Sukses

Ekonomi China Tumbuh 6,7 Persen pada Kuartal II 2018

Pertumbuhan ekonomi China lebih lambat pada kuartal II 2018 lantaran pemerintah berupaya atasi risiko utang.

Liputan6.com, Beijing - China mencatatkan pertumbuhan ekonomi 6,7 persen pada kuartal II 2018. Angka ini lebih rendah dari kuartal I 2018 sebesar 6,8 persen.

Pertumbuhan ekonomi China melambat pada kuartal II 2018 seperti yang diperkirakan. Hal itu didorong upaya pemerintah untuk atasi risiko utang, mengintensifkan perang dagang dengan Amerika Serikat (AS) dengan mengancam ekspor.

Berdasarkan survei Reuters, analis perkirakan ekonomi tumbuh 6,7 persen pada April-Juni 2018. Data aktivitas Juni juga menunjukkan momentum melambat. Hal itu mendukung pandangan kalau pertumbuhan sedang kurang bergairah. Sejumlah analis pun menyerukan pemerintah untuk mengambil langkah-langkah mendukung ekonomi.

"Mereka perlu perlambat sedikit develaraging keuangan dan untuk mengubah fokus mereka lebih pada langkah-langkah mendukung pertumbuhan, misalnya meningkatkan likuiditas melalui pemangkasan persyaratan cadangan bank," ujar Ekonom ING, Iris Pang, seperti dikutip dari laman Reuters, Senin (16/7/2018).

“Jika situasinya memburuk jauh lebih cepat dari apa yang kami harapkan. Saya pikir pemerintah China perlu meningkatkan langkah-langkah pendukung baik fiskal dan moneter,” tambah dia.

Adapun pertumbuhan investasi aset tetap mencapai rekor terendah. Sementara hasil produksi untuk Juni menyamai tingkat pertumbuhan yang melambat dalam lebih dari dua tahun sekitar 6 persen dan meleset dari perkiraan pusat di kisaran 6,5 persen.

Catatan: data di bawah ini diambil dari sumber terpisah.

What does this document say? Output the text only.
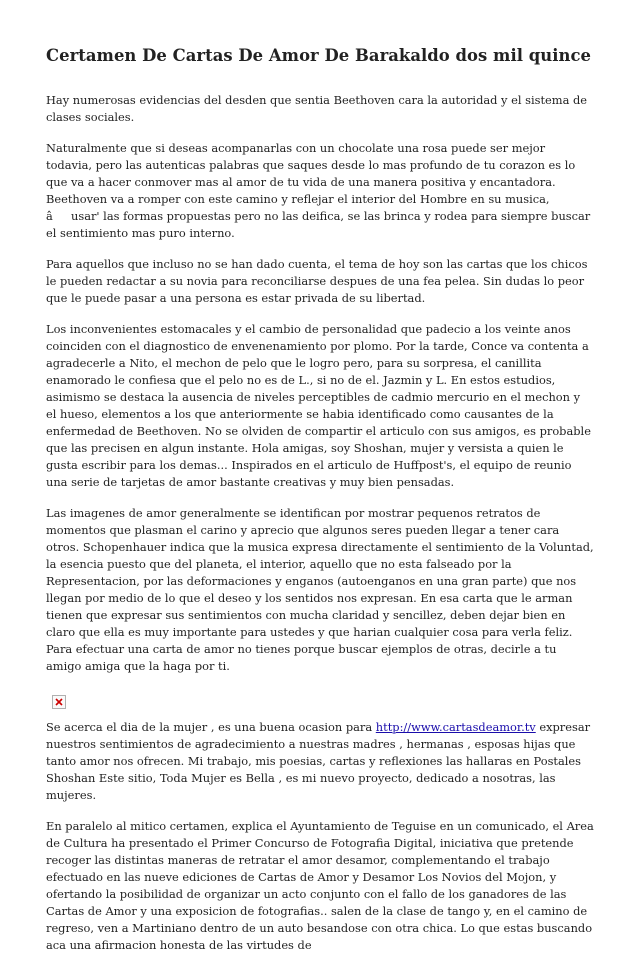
Certamen De Cartas De Amor De Barakaldo dos mil quince

Hay numerosas evidencias del desden que sentia Beethoven cara la autoridad y el sistema de clases sociales.

Naturalmente que si deseas acompanarlas con un chocolate una rosa puede ser mejor todavia, pero las autenticas palabras que saques desde lo mas profundo de tu corazon es lo que va a hacer conmover mas al amor de tu vida de una manera positiva y encantadora. Beethoven va a romper con este camino y reflejar el interior del Hombre en su musica, âusar' las formas propuestas pero no las deifica, se las brinca y rodea para siempre buscar el sentimiento mas puro interno.

Para aquellos que incluso no se han dado cuenta, el tema de hoy son las cartas que los chicos le pueden redactar a su novia para reconciliarse despues de una fea pelea. Sin dudas lo peor que le puede pasar a una persona es estar privada de su libertad.

Los inconvenientes estomacales y el cambio de personalidad que padecio a los veinte anos coinciden con el diagnostico de envenenamiento por plomo. Por la tarde, Conce va contenta a agradecerle a Nito, el mechon de pelo que le logro pero, para su sorpresa, el canillita enamorado le confiesa que el pelo no es de L., si no de el. Jazmin y L. En estos estudios, asimismo se destaca la ausencia de niveles perceptibles de cadmio mercurio en el mechon y el hueso, elementos a los que anteriormente se habia identificado como causantes de la enfermedad de Beethoven. No se olviden de compartir el articulo con sus amigos, es probable que las precisen en algun instante. Hola amigas, soy Shoshan, mujer y versista a quien le gusta escribir para los demas... Inspirados en el articulo de Huffpost's, el equipo de reunio una serie de tarjetas de amor bastante creativas y muy bien pensadas.

Las imagenes de amor generalmente se identifican por mostrar pequenos retratos de momentos que plasman el carino y aprecio que algunos seres pueden llegar a tener cara otros. Schopenhauer indica que la musica expresa directamente el sentimiento de la Voluntad, la esencia puesto que del planeta, el interior, aquello que no esta falseado por la Representacion, por las deformaciones y enganos (autoenganos en una gran parte) que nos llegan por medio de lo que el deseo y los sentidos nos expresan. En esa carta que le arman tienen que expresar sus sentimientos con mucha claridad y sencillez, deben dejar bien en claro que ella es muy importante para ustedes y que harian cualquier cosa para verla feliz. Para efectuar una carta de amor no tienes porque buscar ejemplos de otras, decirle a tu amigo amiga que la haga por ti.

Se acerca el dia de la mujer , es una buena ocasion para http://www.cartasdeamor.tv expresar nuestros sentimientos de agradecimiento a nuestras madres , hermanas , esposas hijas que tanto amor nos ofrecen. Mi trabajo, mis poesias, cartas y reflexiones las hallaras en Postales Shoshan Este sitio, Toda Mujer es Bella , es mi nuevo proyecto, dedicado a nosotras, las mujeres.

En paralelo al mitico certamen, explica el Ayuntamiento de Teguise en un comunicado, el Area de Cultura ha presentado el Primer Concurso de Fotografia Digital, iniciativa que pretende recoger las distintas maneras de retratar el amor desamor, complementando el trabajo efectuado en las nueve ediciones de Cartas de Amor y Desamor Los Novios del Mojon, y ofertando la posibilidad de organizar un acto conjunto con el fallo de los ganadores de las Cartas de Amor y una exposicion de fotografias.. salen de la clase de tango y, en el camino de regreso, ven a Martiniano dentro de un auto besandose con otra chica. Lo que estas buscando aca una afirmacion honesta de las virtudes de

Secara kuartalan, pertumbuhan naik 1,8 persen dari 1,4 persen pada kuartal I 2018. Ini mengalahkan harapan pasar sebesar 1,6 persen.

 

2 dari 2 halaman

Selanjutnya

Ekonomi terbesar kedua di dunia ini telah merasakan dampak dari tindakan keras terhadap pinjaman berisiko yang mendorong biaya pinjaman perusahaan. Hal itu mendorong bank sentral untuk memompa lebih banyak uang tunai dengan memangkas persyaratan cadangan bagi pemberi pinjaman.

Data pada Jumat menunjukkan ekspor China tumbuh cepat pada Juni meski analis perkirakan pengiriman jelang tarif impor yang diberlakukan. Lebih mengkhawatirkan, surplus perdagangan dengan Amerika Serikat (AS) mencapai rekor tertinggi pada bulan lalu. Hal itu akan membuat tarif menyakitkan dengan pemerintahan AS dalam waktu lama.

Pemerintahan AS di bawah pimpinan Presiden Donald Trump akan mengenakan tarif impor 10 persen terhadap barang China senilai USD 200 miliar ini termasuk barang-barang konsumsi.

Selain itu, data ekonomi lainnya menunjukkan kalau penjualan ritel naik 9 persen pada Juni dari tahun sebelumnya. Ini sejalan dengan perkiraan pasar.

Dihadapkan dengan perlambatan permintaan domestik dan potensi perang dagang, para pembuat kebijakan China telah mulai meningkatkan dukungan kebijakan untuk ekonomi dan melunakkan sikap soal develeraging atau langkah institusi yag berani ambil utang besar untuk mendorong pertumbuhannya.

“Ekonomi China akan melambat pada semester II karena risiko pasar keuangan menjadi jelas dan permintaan akan menurun,” ujar lembaga think thank SIC.

Sebelumnya bank sentral China telah memangkas persyaratan cadangan bank sebanyak tiga kali pada 2018 dengan gantikan penggunaan istilah develarging dengan structural develaraging. Ini perubahan yang menunjukkan pembatasan yang kurang keras terhadap utang.